Morrisons is in talks to sell its convenience stores to the investment firm behind the rescue of Monarch Airlines as the struggling supermarket chain focuses on reviving its core business.
The Bradford-based retailer is said to be nearing a deal with a team of industry executives led by Greybull Capital to offload its M Local estate, which comprises around 150 stores.
A number of parties were rumoured to be interested after Morrisons announced the closure of 23 M Local stores earlier this year. However, Greybull is now understood to be in exclusive talks, according to the Sunday Telegraph.

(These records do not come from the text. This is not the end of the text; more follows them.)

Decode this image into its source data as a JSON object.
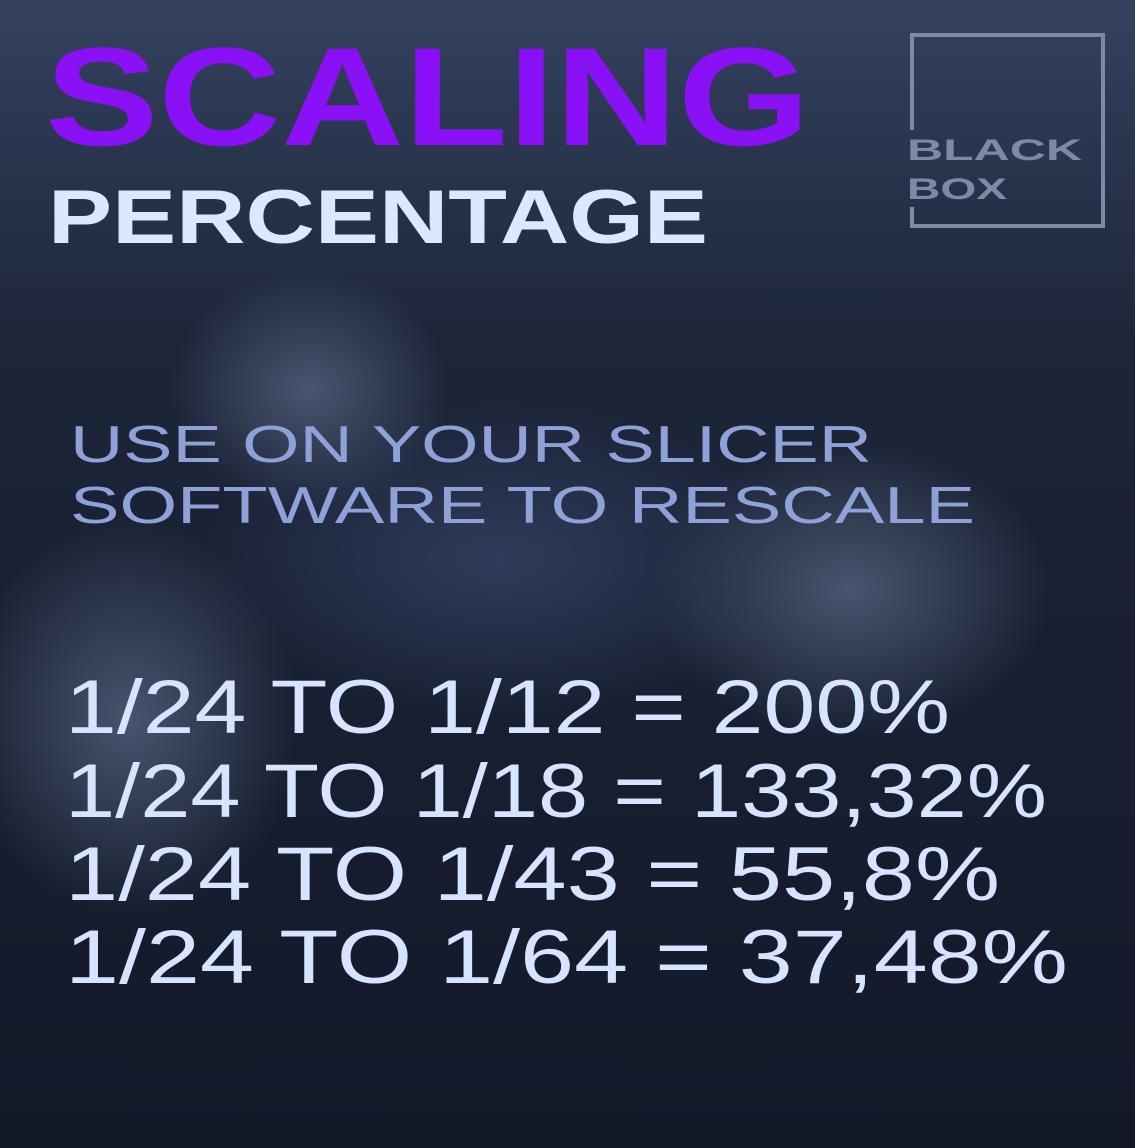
{
  "title": "SCALING",
  "subtitle": "PERCENTAGE",
  "logo": {
    "line1": "BLACK",
    "line2": "BOX"
  },
  "instructions": [
    "USE ON YOUR SLICER",
    "SOFTWARE TO RESCALE"
  ],
  "conversions": [
    {
      "text": "1/24 TO 1/12 = 200%",
      "from": "1/24",
      "to": "1/12",
      "percentage": "200%"
    },
    {
      "text": "1/24 TO 1/18 = 133,32%",
      "from": "1/24",
      "to": "1/18",
      "percentage": "133,32%"
    },
    {
      "text": "1/24 TO 1/43 = 55,8%",
      "from": "1/24",
      "to": "1/43",
      "percentage": "55,8%"
    },
    {
      "text": "1/24 TO 1/64 = 37,48%",
      "from": "1/24",
      "to": "1/64",
      "percentage": "37,48%"
    }
  ],
  "colors": {
    "title": "#8a10f5",
    "subtitle": "#dbe8ff",
    "instructions": "#8ea2d8",
    "conversions": "#d6e4ff",
    "logo": "#7d8aa5",
    "background": "#151c2e"
  }
}
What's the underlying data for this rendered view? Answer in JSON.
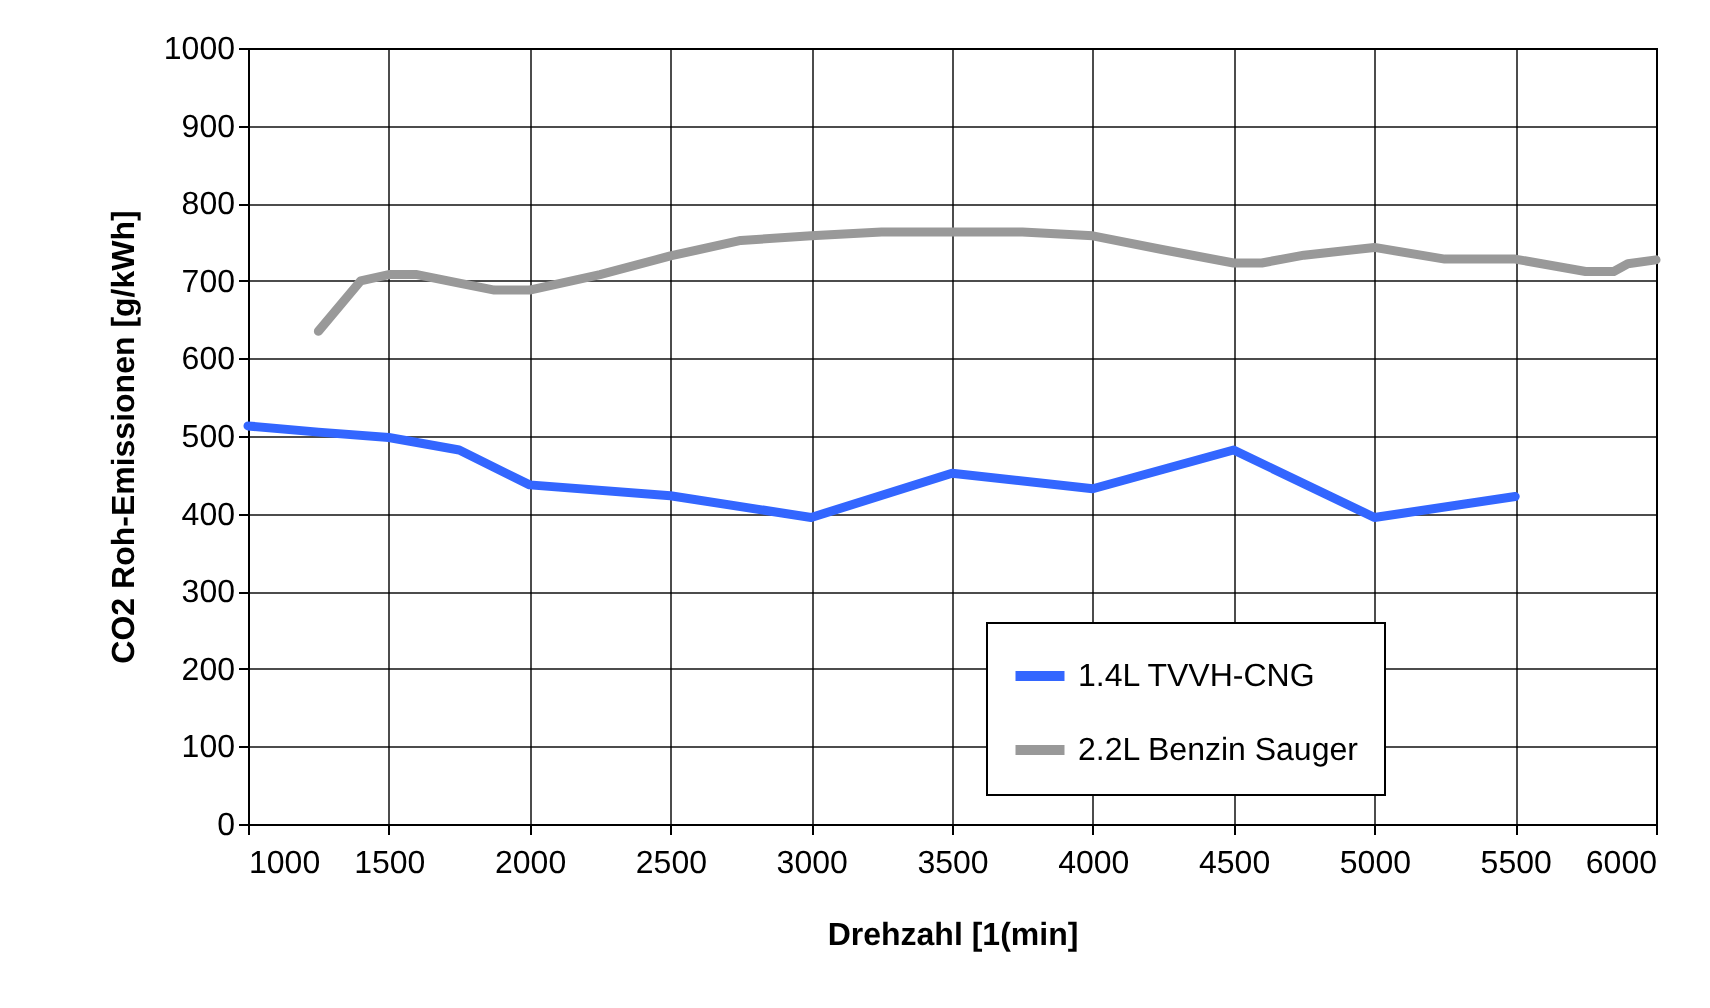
{
  "chart_data": {
    "type": "line",
    "xlabel": "Drehzahl [1(min]",
    "ylabel": "CO2 Roh-Emissionen [g/kWh]",
    "xlim": [
      1000,
      6000
    ],
    "xticks": [
      1000,
      1500,
      2000,
      2500,
      3000,
      3500,
      4000,
      4500,
      5000,
      5500,
      6000
    ],
    "ylim": [
      0,
      1000
    ],
    "yticks": [
      0,
      100,
      200,
      300,
      400,
      500,
      600,
      700,
      800,
      900,
      1000
    ],
    "grid": true,
    "legend": "bottom right",
    "marker": "none",
    "line_style": "solid",
    "series": [
      {
        "name": "1.4L TVVH-CNG",
        "color": "#3366ff",
        "x": [
          1000,
          1250,
          1500,
          1750,
          2000,
          2500,
          3000,
          3500,
          4000,
          4500,
          5000,
          5500
        ],
        "values": [
          513,
          505,
          498,
          482,
          437,
          423,
          395,
          452,
          432,
          482,
          395,
          422
        ]
      },
      {
        "name": "2.2L Benzin Sauger",
        "color": "#999999",
        "x": [
          1250,
          1400,
          1500,
          1600,
          1750,
          1875,
          2000,
          2250,
          2500,
          2750,
          3000,
          3250,
          3500,
          3750,
          4000,
          4250,
          4500,
          4600,
          4750,
          5000,
          5250,
          5500,
          5750,
          5850,
          5900,
          6000
        ],
        "values": [
          635,
          700,
          708,
          708,
          697,
          688,
          688,
          708,
          732,
          752,
          758,
          763,
          763,
          763,
          758,
          740,
          723,
          723,
          733,
          743,
          728,
          728,
          712,
          712,
          722,
          727
        ]
      }
    ]
  }
}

News of a potential sell-off comes after a torrid year for Britain’s traditional supermarkets struggling with fierce competition from German discounters and food price deflation.
Morrisons was particularly hard hit after its late entry into the online grocery and convenience market, forcing it to play a costly game of catch-up.

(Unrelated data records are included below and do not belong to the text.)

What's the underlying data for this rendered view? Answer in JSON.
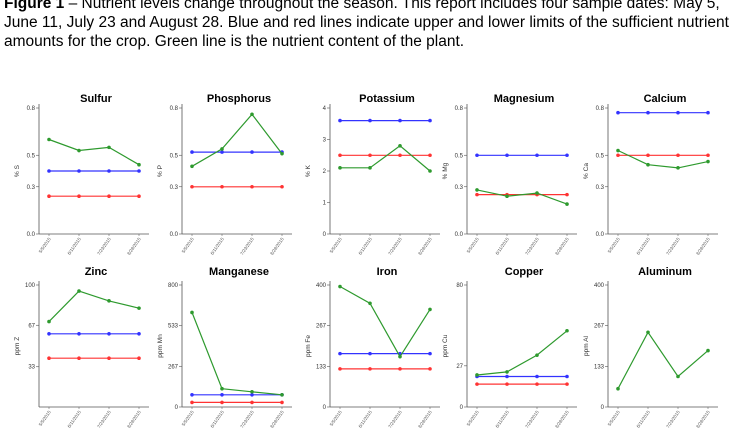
{
  "caption": {
    "label": "Figure 1",
    "text": " – Nutrient levels change throughout the season. This report includes four sample dates: May 5, June 11, July 23 and August 28.  Blue and red lines indicate upper and lower limits of the sufficient nutrient amounts for the crop. Green line is the nutrient content of the plant."
  },
  "colors": {
    "upper": "#3333ff",
    "lower": "#ff3333",
    "plant": "#2e9a2e",
    "axis": "#555555"
  },
  "chart_data": [
    {
      "type": "line",
      "title": "Sulfur",
      "ylabel": "% S",
      "ylim": [
        0,
        0.8
      ],
      "yticks": [
        "0.8",
        "0.5",
        "0.3",
        "0.0"
      ],
      "ytickvals": [
        0.8,
        0.5,
        0.3,
        0.0
      ],
      "x": [
        "5/5/2015",
        "6/11/2015",
        "7/23/2015",
        "8/28/2015"
      ],
      "series": [
        {
          "key": "upper",
          "values": [
            0.4,
            0.4,
            0.4,
            0.4
          ]
        },
        {
          "key": "lower",
          "values": [
            0.24,
            0.24,
            0.24,
            0.24
          ]
        },
        {
          "key": "plant",
          "values": [
            0.6,
            0.53,
            0.55,
            0.44
          ]
        }
      ]
    },
    {
      "type": "line",
      "title": "Phosphorus",
      "ylabel": "% P",
      "ylim": [
        0,
        0.8
      ],
      "yticks": [
        "0.8",
        "0.5",
        "0.3",
        "0.0"
      ],
      "ytickvals": [
        0.8,
        0.5,
        0.3,
        0.0
      ],
      "x": [
        "5/5/2015",
        "6/11/2015",
        "7/23/2015",
        "8/28/2015"
      ],
      "series": [
        {
          "key": "upper",
          "values": [
            0.52,
            0.52,
            0.52,
            0.52
          ]
        },
        {
          "key": "lower",
          "values": [
            0.3,
            0.3,
            0.3,
            0.3
          ]
        },
        {
          "key": "plant",
          "values": [
            0.43,
            0.54,
            0.76,
            0.51
          ]
        }
      ]
    },
    {
      "type": "line",
      "title": "Potassium",
      "ylabel": "% K",
      "ylim": [
        0,
        4
      ],
      "yticks": [
        "4",
        "3",
        "2",
        "1",
        "0"
      ],
      "ytickvals": [
        4,
        3,
        2,
        1,
        0
      ],
      "x": [
        "5/5/2015",
        "6/11/2015",
        "7/23/2015",
        "8/28/2015"
      ],
      "series": [
        {
          "key": "upper",
          "values": [
            3.6,
            3.6,
            3.6,
            3.6
          ]
        },
        {
          "key": "lower",
          "values": [
            2.5,
            2.5,
            2.5,
            2.5
          ]
        },
        {
          "key": "plant",
          "values": [
            2.1,
            2.1,
            2.8,
            2.0
          ]
        }
      ]
    },
    {
      "type": "line",
      "title": "Magnesium",
      "ylabel": "% Mg",
      "ylim": [
        0,
        0.8
      ],
      "yticks": [
        "0.8",
        "0.5",
        "0.3",
        "0.0"
      ],
      "ytickvals": [
        0.8,
        0.5,
        0.3,
        0.0
      ],
      "x": [
        "5/5/2015",
        "6/11/2015",
        "7/23/2015",
        "8/28/2015"
      ],
      "series": [
        {
          "key": "upper",
          "values": [
            0.5,
            0.5,
            0.5,
            0.5
          ]
        },
        {
          "key": "lower",
          "values": [
            0.25,
            0.25,
            0.25,
            0.25
          ]
        },
        {
          "key": "plant",
          "values": [
            0.28,
            0.24,
            0.26,
            0.19
          ]
        }
      ]
    },
    {
      "type": "line",
      "title": "Calcium",
      "ylabel": "% Ca",
      "ylim": [
        0,
        0.8
      ],
      "yticks": [
        "0.8",
        "0.5",
        "0.3",
        "0.0"
      ],
      "ytickvals": [
        0.8,
        0.5,
        0.3,
        0.0
      ],
      "x": [
        "5/5/2015",
        "6/11/2015",
        "7/23/2015",
        "8/28/2015"
      ],
      "series": [
        {
          "key": "upper",
          "values": [
            0.77,
            0.77,
            0.77,
            0.77
          ]
        },
        {
          "key": "lower",
          "values": [
            0.5,
            0.5,
            0.5,
            0.5
          ]
        },
        {
          "key": "plant",
          "values": [
            0.53,
            0.44,
            0.42,
            0.46
          ]
        }
      ]
    },
    {
      "type": "line",
      "title": "Zinc",
      "ylabel": "ppm Z",
      "ylim": [
        0,
        100
      ],
      "yticks": [
        "100",
        "67",
        "33"
      ],
      "ytickvals": [
        100,
        67,
        33
      ],
      "x": [
        "5/5/2015",
        "6/11/2015",
        "7/23/2015",
        "8/28/2015"
      ],
      "series": [
        {
          "key": "upper",
          "values": [
            60,
            60,
            60,
            60
          ]
        },
        {
          "key": "lower",
          "values": [
            40,
            40,
            40,
            40
          ]
        },
        {
          "key": "plant",
          "values": [
            70,
            95,
            87,
            81
          ]
        }
      ]
    },
    {
      "type": "line",
      "title": "Manganese",
      "ylabel": "ppm Mn",
      "ylim": [
        0,
        800
      ],
      "yticks": [
        "800",
        "533",
        "267",
        "0"
      ],
      "ytickvals": [
        800,
        533,
        267,
        0
      ],
      "x": [
        "5/5/2015",
        "6/11/2015",
        "7/23/2015",
        "8/28/2015"
      ],
      "series": [
        {
          "key": "upper",
          "values": [
            80,
            80,
            80,
            80
          ]
        },
        {
          "key": "lower",
          "values": [
            30,
            30,
            30,
            30
          ]
        },
        {
          "key": "plant",
          "values": [
            620,
            120,
            100,
            80
          ]
        }
      ]
    },
    {
      "type": "line",
      "title": "Iron",
      "ylabel": "ppm Fe",
      "ylim": [
        0,
        400
      ],
      "yticks": [
        "400",
        "267",
        "133",
        "0"
      ],
      "ytickvals": [
        400,
        267,
        133,
        0
      ],
      "x": [
        "5/5/2015",
        "6/11/2015",
        "7/23/2015",
        "8/28/2015"
      ],
      "series": [
        {
          "key": "upper",
          "values": [
            175,
            175,
            175,
            175
          ]
        },
        {
          "key": "lower",
          "values": [
            125,
            125,
            125,
            125
          ]
        },
        {
          "key": "plant",
          "values": [
            395,
            340,
            165,
            320
          ]
        }
      ]
    },
    {
      "type": "line",
      "title": "Copper",
      "ylabel": "ppm Cu",
      "ylim": [
        0,
        80
      ],
      "yticks": [
        "80",
        "27",
        "0"
      ],
      "ytickvals": [
        80,
        27,
        0
      ],
      "x": [
        "5/5/2015",
        "6/11/2015",
        "7/23/2015",
        "8/28/2015"
      ],
      "series": [
        {
          "key": "upper",
          "values": [
            20,
            20,
            20,
            20
          ]
        },
        {
          "key": "lower",
          "values": [
            15,
            15,
            15,
            15
          ]
        },
        {
          "key": "plant",
          "values": [
            21,
            23,
            34,
            50
          ]
        }
      ]
    },
    {
      "type": "line",
      "title": "Aluminum",
      "ylabel": "ppm Al",
      "ylim": [
        0,
        400
      ],
      "yticks": [
        "400",
        "267",
        "133",
        "0"
      ],
      "ytickvals": [
        400,
        267,
        133,
        0
      ],
      "x": [
        "5/5/2015",
        "6/11/2015",
        "7/23/2015",
        "8/28/2015"
      ],
      "series": [
        {
          "key": "plant",
          "values": [
            60,
            245,
            100,
            185
          ]
        }
      ]
    }
  ]
}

Dalton Philips was ousted from the business earlier this year and replaced by former Tesco director David Potts, who instantly set about making hundreds of redundancies in head office in order to increase the head count on the shop floor.
In March, Morrisons reported an annual pre-tax loss of £792m after taking a £1.3bn write down on the value of its supermarkets. The company said it would review its convenience store portfolio and put the breaks on further store openings.
Greybull is best known for saving Monarch Airlines last year after injecting £125m of funding to keep it flying. It is run by brothers Marc and Nathaniel Meyohas.
Morrisons declined to comment yesterday.